Goulding Morgan B, Canman Julie C, Senning Eric N, Marcus Andrew H, Bowerman Bruce
Institute of Molecular Biology, University of Oregon, Eugene, OR 97403, USA.
J Cell Biol. 2007 Sep 24;178(7):1177-91. doi: 10.1083/jcb.200703159.

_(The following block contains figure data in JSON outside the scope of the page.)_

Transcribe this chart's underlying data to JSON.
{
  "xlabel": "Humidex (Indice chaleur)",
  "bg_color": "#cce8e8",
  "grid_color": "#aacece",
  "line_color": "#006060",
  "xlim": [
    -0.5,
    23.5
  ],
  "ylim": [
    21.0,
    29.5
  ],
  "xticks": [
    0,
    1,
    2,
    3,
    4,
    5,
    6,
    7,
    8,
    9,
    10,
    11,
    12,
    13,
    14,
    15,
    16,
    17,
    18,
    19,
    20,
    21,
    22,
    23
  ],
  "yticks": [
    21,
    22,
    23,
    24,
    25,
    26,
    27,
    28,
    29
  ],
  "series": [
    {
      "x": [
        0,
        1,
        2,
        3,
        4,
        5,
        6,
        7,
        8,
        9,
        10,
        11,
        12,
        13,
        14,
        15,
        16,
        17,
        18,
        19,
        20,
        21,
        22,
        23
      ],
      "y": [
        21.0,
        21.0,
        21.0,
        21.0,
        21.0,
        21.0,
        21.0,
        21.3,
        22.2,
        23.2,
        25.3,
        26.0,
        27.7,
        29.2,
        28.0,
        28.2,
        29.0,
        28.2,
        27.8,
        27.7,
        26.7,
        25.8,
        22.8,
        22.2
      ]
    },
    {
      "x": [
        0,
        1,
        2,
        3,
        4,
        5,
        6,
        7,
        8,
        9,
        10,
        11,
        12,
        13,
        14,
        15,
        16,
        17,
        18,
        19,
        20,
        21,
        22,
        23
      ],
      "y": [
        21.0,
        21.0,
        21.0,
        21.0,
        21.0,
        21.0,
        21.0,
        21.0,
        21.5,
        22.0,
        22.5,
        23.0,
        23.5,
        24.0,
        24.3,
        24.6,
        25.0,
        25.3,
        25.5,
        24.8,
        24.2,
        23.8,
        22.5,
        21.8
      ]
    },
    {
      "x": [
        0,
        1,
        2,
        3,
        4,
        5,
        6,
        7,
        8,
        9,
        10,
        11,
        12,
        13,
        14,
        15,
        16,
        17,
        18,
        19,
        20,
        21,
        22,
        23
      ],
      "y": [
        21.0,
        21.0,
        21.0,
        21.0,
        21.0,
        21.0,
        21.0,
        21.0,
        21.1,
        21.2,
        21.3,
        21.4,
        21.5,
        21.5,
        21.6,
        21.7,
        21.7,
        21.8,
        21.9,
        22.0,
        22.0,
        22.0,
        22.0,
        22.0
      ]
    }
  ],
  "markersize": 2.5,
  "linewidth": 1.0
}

Mitotic spindle positioning in the Caenorhabditis elegans zygote involves microtubule-dependent pulling forces applied to centrosomes. In this study, we investigate the role of actomyosin in centration, the movement of the nucleus-centrosome complex (NCC) to the cell center. We find that the rate of wild-type centration depends equally on the nonmuscle myosin II NMY-2 and the Galpha proteins GOA-1/GPA-16. In centration- defective let-99(-) mutant zygotes, GOA-1/GPA-16 and NMY-2 act abnormally to oppose centration. This suggests that LET-99 determines the direction of a force on the NCC that is promoted by Galpha signaling and actomyosin. During wild-type centration, NMY-2-GFP aggregates anterior to the NCC tend to move further anterior, suggesting that actomyosin contraction could pull the NCC. In GOA-1/GPA-16-depleted zygotes, NMY-2 aggregate displacement is reduced and largely randomized, whereas in a let-99(-) mutant, NMY-2 aggregates tend to make large posterior displacements. These results suggest that Galpha signaling and LET-99 control centration by regulating polarized actomyosin contraction.
秀丽隐杆线虫受精卵中的有丝分裂纺锤体定位涉及施加于中心体的微管依赖性拉力。在本研究中,我们探究了肌动球蛋白在中心定位(即核 - 中心体复合体(NCC)向细胞中心移动)中的作用。我们发现野生型中心定位的速率同样依赖于非肌肉肌球蛋白II NMY - 2以及Gα蛋白GOA - 1/GPA - 16。在中心定位缺陷的let - 99(-)突变受精卵中,GOA - 1/GPA - 16和NMY - 2表现异常,阻碍中心定位。这表明LET - 99决定了由Gα信号传导和肌动球蛋白促进的作用于NCC的力的方向。在野生型中心定位过程中,位于NCC前方的NMY - 2 - GFP聚集体倾向于进一步向前移动,这表明肌动球蛋白收缩可能拉动NCC。在耗尽GOA - 1/GPA - 16的受精卵中,NMY - 2聚集体的位移减少且大多随机化,而在let - 99(-)突变体中,NMY - 2聚集体倾向于向后大幅位移。这些结果表明,Gα信号传导和LET - 99通过调节极化的肌动球蛋白收缩来控制中心定位。